Mais entre la théorie idéale et les contraintes de la réalité, il y a parfois un monde, et, notamment, les impératifs de productivité. Tout le monde n’a pas forcément eu la discipline d’apprendre la dactylographie selon les règles, mais plutôt à l’instinct et à l’usage ; rien de pire pour prendre de mauvaises habitudes et se détruire les mains. Et après plus de vingt ans de pratique, ces habitudes sont si difficiles à perdre qu’il faudrait six mois de rééducation – six mois sans l’outil de travail principal – qu’on ne peut, ou ne veut pas forcément investir.

Tu l’auras compris, ô auguste lectorat : c’est aujourd’hui de clavier que je veux parler, conformément à la promesse que j’ai faite de tester l’engin qui est devenu mon nouveau fidèle compagnon au long cours, à savoir : l’Enermax Acrylux.

Constamment guetté par un canal carpien, je suis extrêmement tâtillon avec les claviers que j’emploie et j’en teste autant que possible ; les bons me prolongent mon sursis, les mauvais me rendent les mains inutilisables au bout d’une journée. J’ai donc un ensemble de contraintes assez particulier dans la recherche de mon outil de travail – si vous vous reconnaissez dans certaines, alors je n’écrirai pas cet article en vain.

Il me faut :

  • Un clavier droit. Pas de trucs en V, inclinés vers le bas, modulaires, à disposition des touches 73.2% plus orthopédiques que la concurrence. J’ai appris la dactylo à six ans sur un Apple //c, quand ces engins de l’espace sont apparus quinze ans plus tard : je n’ai ni le temps, ni la patience de m’y faire.
  • Disposition des touches classique : pavé numérique, pavé « Insertion – Home – Page haut – Page bas » standard, parce que mes mains savent trouver directement les raccourcis clavier de navigation dans un texte sous Word.
  • Robuste. Je frappe comme un batteur de black metal, et toute la journée ; tous les claviers silencieux prétendument solides (oui, je parle de vous, Logitech et Microsoft) font le vacarme d’une chaîne d’ancre après deux mois passé à subir mes sévices.
  • Silencieux et (évidemment) au toucher confortable. Idéalement un toucher type « ordinateur portable », parce que la course des touches est plus courte et donc que mes doigts ont moins de distance à parcourir.

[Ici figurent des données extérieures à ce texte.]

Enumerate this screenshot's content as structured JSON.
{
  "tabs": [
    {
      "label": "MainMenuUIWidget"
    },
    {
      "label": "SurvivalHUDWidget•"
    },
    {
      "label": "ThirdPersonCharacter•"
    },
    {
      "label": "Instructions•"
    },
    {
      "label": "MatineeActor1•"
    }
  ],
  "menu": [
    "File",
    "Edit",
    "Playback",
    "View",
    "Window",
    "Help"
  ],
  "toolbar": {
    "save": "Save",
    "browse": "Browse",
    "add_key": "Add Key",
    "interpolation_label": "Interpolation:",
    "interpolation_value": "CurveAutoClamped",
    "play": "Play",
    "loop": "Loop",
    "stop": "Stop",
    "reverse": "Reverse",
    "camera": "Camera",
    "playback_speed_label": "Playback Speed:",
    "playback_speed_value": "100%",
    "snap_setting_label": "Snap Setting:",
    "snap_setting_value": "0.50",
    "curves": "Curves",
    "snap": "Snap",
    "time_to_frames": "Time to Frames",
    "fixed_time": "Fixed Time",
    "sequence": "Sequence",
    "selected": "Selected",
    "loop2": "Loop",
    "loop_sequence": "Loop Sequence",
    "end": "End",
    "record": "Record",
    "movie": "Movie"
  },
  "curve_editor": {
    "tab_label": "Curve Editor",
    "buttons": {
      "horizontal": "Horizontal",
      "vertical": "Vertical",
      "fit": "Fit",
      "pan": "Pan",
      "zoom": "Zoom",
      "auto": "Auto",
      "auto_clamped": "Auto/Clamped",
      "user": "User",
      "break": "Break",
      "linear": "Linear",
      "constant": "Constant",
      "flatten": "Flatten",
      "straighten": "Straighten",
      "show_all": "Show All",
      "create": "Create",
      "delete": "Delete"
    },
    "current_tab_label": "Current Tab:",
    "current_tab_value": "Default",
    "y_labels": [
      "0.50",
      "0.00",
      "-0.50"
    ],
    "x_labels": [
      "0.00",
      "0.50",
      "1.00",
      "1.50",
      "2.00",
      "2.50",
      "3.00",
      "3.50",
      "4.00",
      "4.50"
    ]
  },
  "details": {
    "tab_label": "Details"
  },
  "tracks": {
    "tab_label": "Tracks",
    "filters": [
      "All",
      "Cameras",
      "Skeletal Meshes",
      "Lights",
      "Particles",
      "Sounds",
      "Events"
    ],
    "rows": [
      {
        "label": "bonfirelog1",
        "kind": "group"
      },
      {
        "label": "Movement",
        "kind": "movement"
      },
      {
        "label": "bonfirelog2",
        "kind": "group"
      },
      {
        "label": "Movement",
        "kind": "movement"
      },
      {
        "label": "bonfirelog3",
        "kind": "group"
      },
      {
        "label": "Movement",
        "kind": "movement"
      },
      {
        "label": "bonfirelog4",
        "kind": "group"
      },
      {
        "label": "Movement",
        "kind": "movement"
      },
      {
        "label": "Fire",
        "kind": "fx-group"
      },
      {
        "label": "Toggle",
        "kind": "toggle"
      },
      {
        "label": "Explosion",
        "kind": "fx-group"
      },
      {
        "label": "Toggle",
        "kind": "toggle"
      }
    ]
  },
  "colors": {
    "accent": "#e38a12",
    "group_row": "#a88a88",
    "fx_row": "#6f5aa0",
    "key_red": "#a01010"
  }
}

J’avais trouvé mon bonheur avec l’Enermax Aurora, mais, par une décision commerciale complètement absurde, Enermax a décidé d’en cesser la fabrication, le remplaçant par l’Acrylux.

Heureusement, celui-ci remplit mon cahier des charges, notamment au niveau de la frappe. Il emploie le même système de « ciseaux » que son grand frère, extrêmement doux. Cela donne un toucher à la fois caoutchouteux et réactif plus confortable que le toucher habituel d’un ordinateur portable, et si l’Aurora a survécu à mes mauvais traitements, il n’y a pas de raison que l’Acrylux plie l’échine. Il reprend en plus le design « extra-plat » de son prédécesseur, évacuant la nécessité d’un repose-poignets encombrant et mal adapté (les canons de l’ergonomie dictent que les mains doivent « tomber » sur le clavier et que les poignets ne doivent surtout pas se lever). Pour peu qu’on aime les claviers droits, ce clavier se place très naturellement sous les mains (quelques millimètres d’épaisseur !) et la frappe devient très rapide pour un minimum d’efforts.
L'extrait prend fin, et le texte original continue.